(Host) Last week, there was a political uproar over the disclosure of underground pipes at Vermont Yankee and rising levels of tritium in monitoring wells.
State regulators were apparently misled about the existence of the underground pipes.
And now, a lot of people are examining the record to see what Yankee said.
VPR’s John Dillon reports:
(Dillon) Up until last week, Entergy Vermont Yankee had insisted that the plant did not have underground pipes that carry radioactive material.
The issue came up as Entergy Vice President Jay Thayer testified under oath last May at the Public Service Board. With Thayer on the stand, lawyer John Cotter for the Department of Public Service asked:
(Cotter) "Does Vermont Yankee have any underground piping that carries radionuclides?"
(Dillon) Thayer paused for a full 12 seconds as he contemplated his answer.
(Thayer) "The reason I hesitate is I don’t believe there is active piping in service today carrying radionuclides underground."
(Dillon) Thayer went on to say that he was aware of an old underground piping system – but he said that said it was no longer in use. Thayer now says he made a mistake on two counts. The plant does have underground pipes in active use, and he says he failed to get back to the board with the correct information.
(Thayer) "I told them incorrect information, and I feel bad about that."
(Dillon) But Thayer and other Entergy officials say that a consulting firm hired by the state to study Vermont Yankee was told about the pipes.
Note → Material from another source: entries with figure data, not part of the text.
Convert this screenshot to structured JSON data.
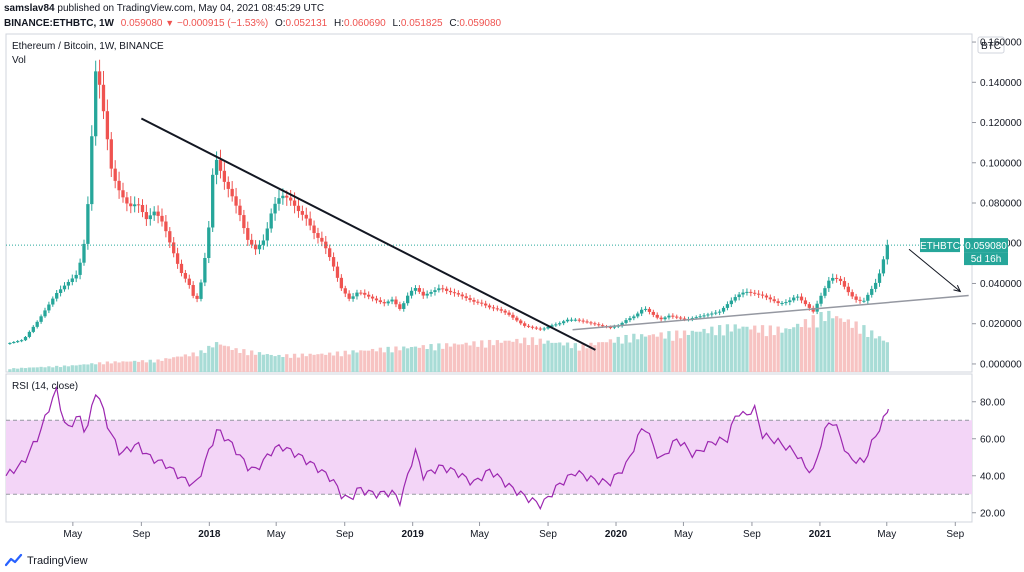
{
  "header": {
    "author": "samslav84",
    "published": "published on TradingView.com, May 04, 2021 08:45:29 UTC",
    "symbol": "BINANCE:ETHBTC, 1W",
    "price": "0.059080",
    "change": "−0.000915 (−1.53%)",
    "o_label": "O:",
    "o_value": "0.052131",
    "h_label": "H:",
    "h_value": "0.060690",
    "l_label": "L:",
    "l_value": "0.051825",
    "c_label": "C:",
    "c_value": "0.059080"
  },
  "pane_labels": {
    "main_title": "Ethereum / Bitcoin, 1W, BINANCE",
    "vol": "Vol",
    "rsi": "RSI (14, close)",
    "currency": "BTC"
  },
  "price_tag": {
    "ticker": "ETHBTC",
    "price": "0.059080",
    "countdown": "5d 16h"
  },
  "footer": {
    "brand": "TradingView"
  },
  "colors": {
    "up": "#26a69a",
    "down": "#ef5350",
    "rsi_line": "#9c27b0",
    "rsi_band": "#f3d5f7",
    "trendline": "#131722",
    "support_line": "#9598a1"
  },
  "chart_data": [
    {
      "type": "candlestick",
      "title": "Ethereum / Bitcoin, 1W, BINANCE",
      "ylim": [
        -0.004,
        0.164
      ],
      "y_ticks": [
        0.16,
        0.14,
        0.12,
        0.1,
        0.08,
        0.06,
        0.04,
        0.02,
        0.0
      ],
      "y_tick_labels": [
        "0.160000",
        "0.140000",
        "0.120000",
        "0.100000",
        "0.080000",
        "0.060000",
        "0.040000",
        "0.020000",
        "0.000000"
      ],
      "x_ticks": [
        "May",
        "Sep",
        "2018",
        "May",
        "Sep",
        "2019",
        "May",
        "Sep",
        "2020",
        "May",
        "Sep",
        "2021",
        "May",
        "Sep"
      ],
      "x_tick_dates": [
        "2017-05-01",
        "2017-09-01",
        "2018-01-01",
        "2018-05-01",
        "2018-09-01",
        "2019-01-01",
        "2019-05-01",
        "2019-09-01",
        "2020-01-01",
        "2020-05-01",
        "2020-09-01",
        "2021-01-01",
        "2021-05-01",
        "2021-09-01"
      ],
      "x_range": [
        "2017-01-01",
        "2021-10-01"
      ],
      "close_path": [
        [
          "2017-01-01",
          0.01
        ],
        [
          "2017-02-01",
          0.012
        ],
        [
          "2017-03-01",
          0.022
        ],
        [
          "2017-04-01",
          0.035
        ],
        [
          "2017-04-20",
          0.04
        ],
        [
          "2017-05-10",
          0.045
        ],
        [
          "2017-05-25",
          0.065
        ],
        [
          "2017-06-05",
          0.118
        ],
        [
          "2017-06-12",
          0.15
        ],
        [
          "2017-06-20",
          0.135
        ],
        [
          "2017-06-28",
          0.12
        ],
        [
          "2017-07-10",
          0.095
        ],
        [
          "2017-07-25",
          0.085
        ],
        [
          "2017-08-10",
          0.078
        ],
        [
          "2017-08-25",
          0.08
        ],
        [
          "2017-09-10",
          0.072
        ],
        [
          "2017-09-25",
          0.076
        ],
        [
          "2017-10-10",
          0.07
        ],
        [
          "2017-10-25",
          0.058
        ],
        [
          "2017-11-10",
          0.046
        ],
        [
          "2017-11-25",
          0.04
        ],
        [
          "2017-12-08",
          0.03
        ],
        [
          "2017-12-20",
          0.044
        ],
        [
          "2018-01-01",
          0.07
        ],
        [
          "2018-01-08",
          0.098
        ],
        [
          "2018-01-15",
          0.102
        ],
        [
          "2018-01-25",
          0.092
        ],
        [
          "2018-02-10",
          0.084
        ],
        [
          "2018-02-25",
          0.074
        ],
        [
          "2018-03-10",
          0.062
        ],
        [
          "2018-03-25",
          0.057
        ],
        [
          "2018-04-10",
          0.062
        ],
        [
          "2018-04-25",
          0.078
        ],
        [
          "2018-05-10",
          0.084
        ],
        [
          "2018-05-25",
          0.082
        ],
        [
          "2018-06-10",
          0.076
        ],
        [
          "2018-06-25",
          0.072
        ],
        [
          "2018-07-10",
          0.064
        ],
        [
          "2018-07-25",
          0.06
        ],
        [
          "2018-08-10",
          0.05
        ],
        [
          "2018-08-25",
          0.038
        ],
        [
          "2018-09-10",
          0.032
        ],
        [
          "2018-09-25",
          0.036
        ],
        [
          "2018-10-10",
          0.034
        ],
        [
          "2018-10-25",
          0.032
        ],
        [
          "2018-11-10",
          0.03
        ],
        [
          "2018-11-25",
          0.032
        ],
        [
          "2018-12-10",
          0.027
        ],
        [
          "2018-12-25",
          0.035
        ],
        [
          "2019-01-05",
          0.038
        ],
        [
          "2019-01-20",
          0.034
        ],
        [
          "2019-02-05",
          0.036
        ],
        [
          "2019-02-20",
          0.038
        ],
        [
          "2019-03-05",
          0.036
        ],
        [
          "2019-03-20",
          0.035
        ],
        [
          "2019-04-05",
          0.033
        ],
        [
          "2019-04-20",
          0.031
        ],
        [
          "2019-05-05",
          0.03
        ],
        [
          "2019-05-20",
          0.028
        ],
        [
          "2019-06-05",
          0.027
        ],
        [
          "2019-06-20",
          0.025
        ],
        [
          "2019-07-05",
          0.022
        ],
        [
          "2019-07-20",
          0.019
        ],
        [
          "2019-08-05",
          0.018
        ],
        [
          "2019-08-20",
          0.017
        ],
        [
          "2019-09-05",
          0.019
        ],
        [
          "2019-09-20",
          0.02
        ],
        [
          "2019-10-05",
          0.022
        ],
        [
          "2019-10-20",
          0.022
        ],
        [
          "2019-11-05",
          0.021
        ],
        [
          "2019-11-20",
          0.02
        ],
        [
          "2019-12-05",
          0.019
        ],
        [
          "2019-12-20",
          0.018
        ],
        [
          "2020-01-05",
          0.019
        ],
        [
          "2020-01-20",
          0.022
        ],
        [
          "2020-02-05",
          0.024
        ],
        [
          "2020-02-20",
          0.028
        ],
        [
          "2020-03-05",
          0.025
        ],
        [
          "2020-03-20",
          0.022
        ],
        [
          "2020-04-05",
          0.024
        ],
        [
          "2020-04-20",
          0.023
        ],
        [
          "2020-05-05",
          0.022
        ],
        [
          "2020-05-20",
          0.023
        ],
        [
          "2020-06-05",
          0.024
        ],
        [
          "2020-06-20",
          0.025
        ],
        [
          "2020-07-05",
          0.026
        ],
        [
          "2020-07-20",
          0.03
        ],
        [
          "2020-08-05",
          0.034
        ],
        [
          "2020-08-20",
          0.036
        ],
        [
          "2020-09-05",
          0.035
        ],
        [
          "2020-09-20",
          0.034
        ],
        [
          "2020-10-05",
          0.032
        ],
        [
          "2020-10-20",
          0.03
        ],
        [
          "2020-11-05",
          0.031
        ],
        [
          "2020-11-20",
          0.034
        ],
        [
          "2020-12-05",
          0.03
        ],
        [
          "2020-12-20",
          0.026
        ],
        [
          "2021-01-05",
          0.035
        ],
        [
          "2021-01-20",
          0.043
        ],
        [
          "2021-02-05",
          0.042
        ],
        [
          "2021-02-20",
          0.036
        ],
        [
          "2021-03-05",
          0.032
        ],
        [
          "2021-03-20",
          0.031
        ],
        [
          "2021-04-01",
          0.036
        ],
        [
          "2021-04-15",
          0.042
        ],
        [
          "2021-04-25",
          0.052
        ],
        [
          "2021-05-04",
          0.05908
        ]
      ],
      "trendline": [
        [
          "2017-09-01",
          0.122
        ],
        [
          "2019-11-25",
          0.007
        ]
      ],
      "support_line": [
        [
          "2019-10-15",
          0.017
        ],
        [
          "2021-09-25",
          0.034
        ]
      ],
      "arrow": [
        [
          "2021-06-10",
          0.057
        ],
        [
          "2021-09-10",
          0.036
        ]
      ],
      "last_price": 0.05908,
      "annotations": [
        "ETHBTC",
        "0.059080",
        "5d 16h"
      ]
    },
    {
      "type": "bar",
      "title": "Vol",
      "note": "relative weekly volume drawn at the bottom of the price pane",
      "volume_path": [
        [
          "2017-01-01",
          0.05
        ],
        [
          "2017-05-01",
          0.1
        ],
        [
          "2017-07-01",
          0.15
        ],
        [
          "2017-10-01",
          0.18
        ],
        [
          "2017-12-15",
          0.3
        ],
        [
          "2018-01-15",
          0.45
        ],
        [
          "2018-02-15",
          0.35
        ],
        [
          "2018-05-01",
          0.25
        ],
        [
          "2018-08-01",
          0.28
        ],
        [
          "2018-11-01",
          0.35
        ],
        [
          "2019-02-01",
          0.4
        ],
        [
          "2019-05-01",
          0.45
        ],
        [
          "2019-08-01",
          0.5
        ],
        [
          "2019-11-01",
          0.4
        ],
        [
          "2020-02-01",
          0.55
        ],
        [
          "2020-05-01",
          0.6
        ],
        [
          "2020-08-01",
          0.7
        ],
        [
          "2020-11-01",
          0.65
        ],
        [
          "2021-01-15",
          0.9
        ],
        [
          "2021-03-15",
          0.7
        ],
        [
          "2021-05-04",
          0.45
        ]
      ]
    },
    {
      "type": "line",
      "title": "RSI (14, close)",
      "ylim": [
        15,
        95
      ],
      "y_ticks": [
        80,
        60,
        40,
        20
      ],
      "y_tick_labels": [
        "80.00",
        "60.00",
        "40.00",
        "20.00"
      ],
      "band": [
        30,
        70
      ],
      "series": [
        {
          "points": [
            [
              "2017-01-01",
              40
            ],
            [
              "2017-02-01",
              47
            ],
            [
              "2017-03-01",
              62
            ],
            [
              "2017-04-01",
              87
            ],
            [
              "2017-04-20",
              64
            ],
            [
              "2017-05-10",
              73
            ],
            [
              "2017-05-25",
              63
            ],
            [
              "2017-06-12",
              87
            ],
            [
              "2017-07-05",
              65
            ],
            [
              "2017-07-25",
              52
            ],
            [
              "2017-08-25",
              57
            ],
            [
              "2017-09-15",
              50
            ],
            [
              "2017-10-15",
              46
            ],
            [
              "2017-11-15",
              38
            ],
            [
              "2017-12-08",
              35
            ],
            [
              "2017-12-25",
              48
            ],
            [
              "2018-01-15",
              65
            ],
            [
              "2018-02-10",
              57
            ],
            [
              "2018-03-10",
              45
            ],
            [
              "2018-03-25",
              43
            ],
            [
              "2018-04-25",
              54
            ],
            [
              "2018-05-10",
              56
            ],
            [
              "2018-06-10",
              51
            ],
            [
              "2018-07-10",
              45
            ],
            [
              "2018-08-10",
              38
            ],
            [
              "2018-08-25",
              30
            ],
            [
              "2018-09-10",
              27
            ],
            [
              "2018-09-25",
              33
            ],
            [
              "2018-10-25",
              30
            ],
            [
              "2018-11-25",
              31
            ],
            [
              "2018-12-10",
              26
            ],
            [
              "2019-01-05",
              54
            ],
            [
              "2019-01-20",
              40
            ],
            [
              "2019-02-20",
              45
            ],
            [
              "2019-03-20",
              42
            ],
            [
              "2019-04-20",
              36
            ],
            [
              "2019-05-20",
              43
            ],
            [
              "2019-06-20",
              35
            ],
            [
              "2019-07-20",
              29
            ],
            [
              "2019-08-20",
              24
            ],
            [
              "2019-09-20",
              35
            ],
            [
              "2019-10-20",
              42
            ],
            [
              "2019-11-20",
              38
            ],
            [
              "2019-12-20",
              36
            ],
            [
              "2020-01-20",
              46
            ],
            [
              "2020-02-20",
              68
            ],
            [
              "2020-03-20",
              48
            ],
            [
              "2020-04-20",
              60
            ],
            [
              "2020-05-20",
              51
            ],
            [
              "2020-06-20",
              58
            ],
            [
              "2020-07-20",
              60
            ],
            [
              "2020-08-05",
              75
            ],
            [
              "2020-08-20",
              72
            ],
            [
              "2020-09-05",
              77
            ],
            [
              "2020-09-20",
              62
            ],
            [
              "2020-10-20",
              58
            ],
            [
              "2020-11-20",
              52
            ],
            [
              "2020-12-05",
              45
            ],
            [
              "2020-12-20",
              42
            ],
            [
              "2021-01-05",
              60
            ],
            [
              "2021-01-20",
              71
            ],
            [
              "2021-02-05",
              63
            ],
            [
              "2021-02-20",
              50
            ],
            [
              "2021-03-20",
              47
            ],
            [
              "2021-04-05",
              58
            ],
            [
              "2021-04-25",
              70
            ],
            [
              "2021-05-04",
              76
            ]
          ]
        }
      ],
      "x_ticks": [
        "May",
        "Sep",
        "2018",
        "May",
        "Sep",
        "2019",
        "May",
        "Sep",
        "2020",
        "May",
        "Sep",
        "2021",
        "May",
        "Sep"
      ]
    }
  ]
}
(Thayer) "We find that in our records, that we did turn that over to them."
(Dillon) But that’s not exactly how Arnie Gundersen remembers it. He’s a nuclear expert and member of a legislative oversight panel on Yankee. Gundersen said Entergy was specifically asked in 2008 if it had underground pipes containing radioactivity. The answer was no, so the state’s consultants were directed not to look any further. Gundersen has a chain of emails dating back to 2008 showing that the pipe question came up several times.
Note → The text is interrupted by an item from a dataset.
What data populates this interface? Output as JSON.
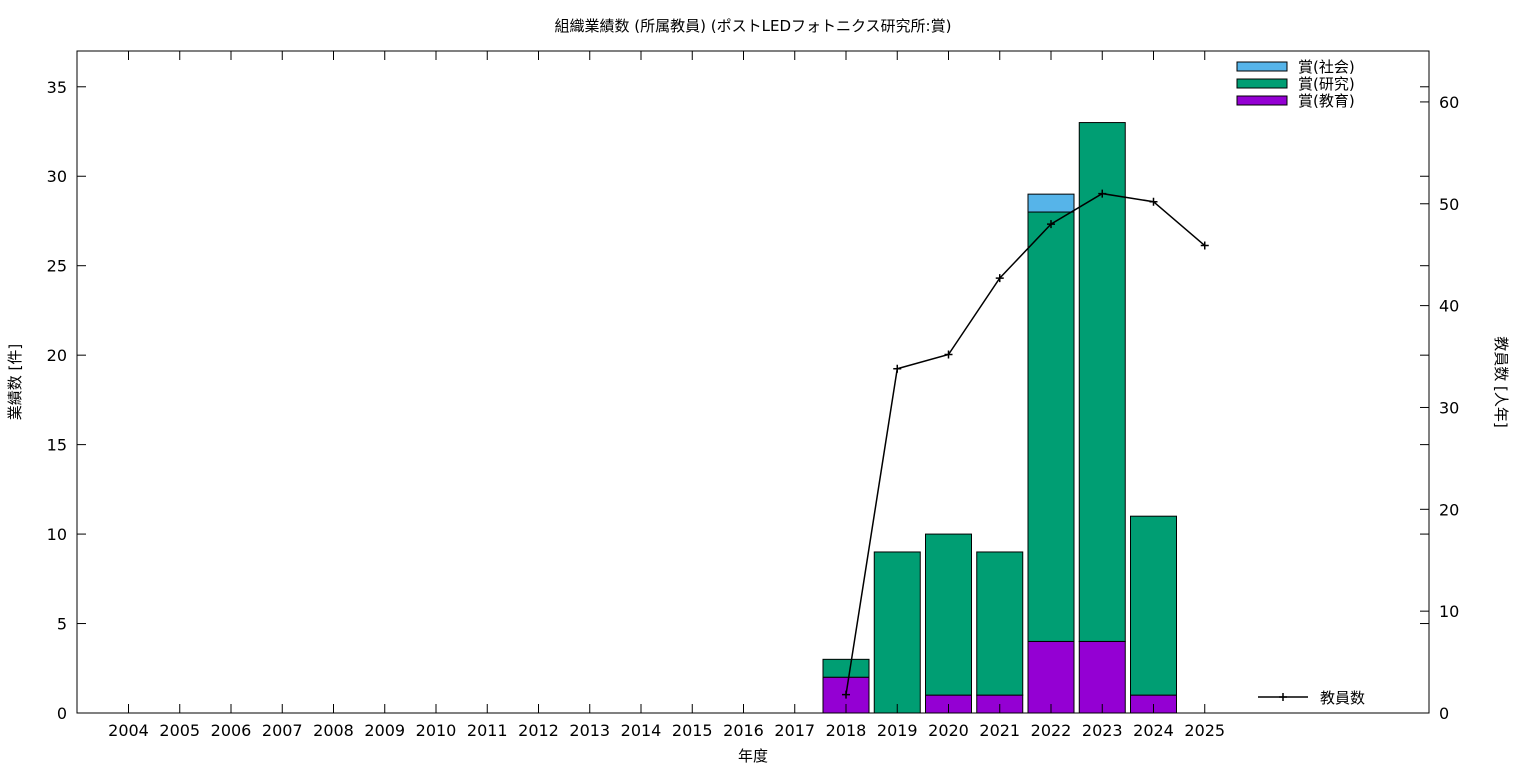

(Gundersen) "They had numerous opportunities to correct the record, from October of 2008 to December 2008 to March of 2009 to the summer of 2009 to the fall of 2009, and they didn’t. It was only when the pipes started to leak that they decided to correct the record."
(Dillon) Gundersen said if the pipes are leaking, it could cost more to clean up the site and decommission the plant.
Entergy Vermont Yankee spokesman Rob Williams says the monitoring well – located about 30 feet from the Connecticut River – was tested again late last week. It showed a level of close to 20,000 picocuries per liter. An earlier test had indicated a level of 17,000 picocuries. The number refers to the amount of radioactivity being emitted. Williams said that despite the higher level, the radiation does not seem to be increasing.
(Williams) "Essentially, those two readings – 17,000 to 20,000 – those are in the ballpark where you could say it’s essentially stable at this point."
(Dillon) The tritium indicates that the groundwater near the well is contaminated.
It’s also of concern because it could mean that underground pipes are leaking.
For VPR News, I’m John Dillon in Montpelier.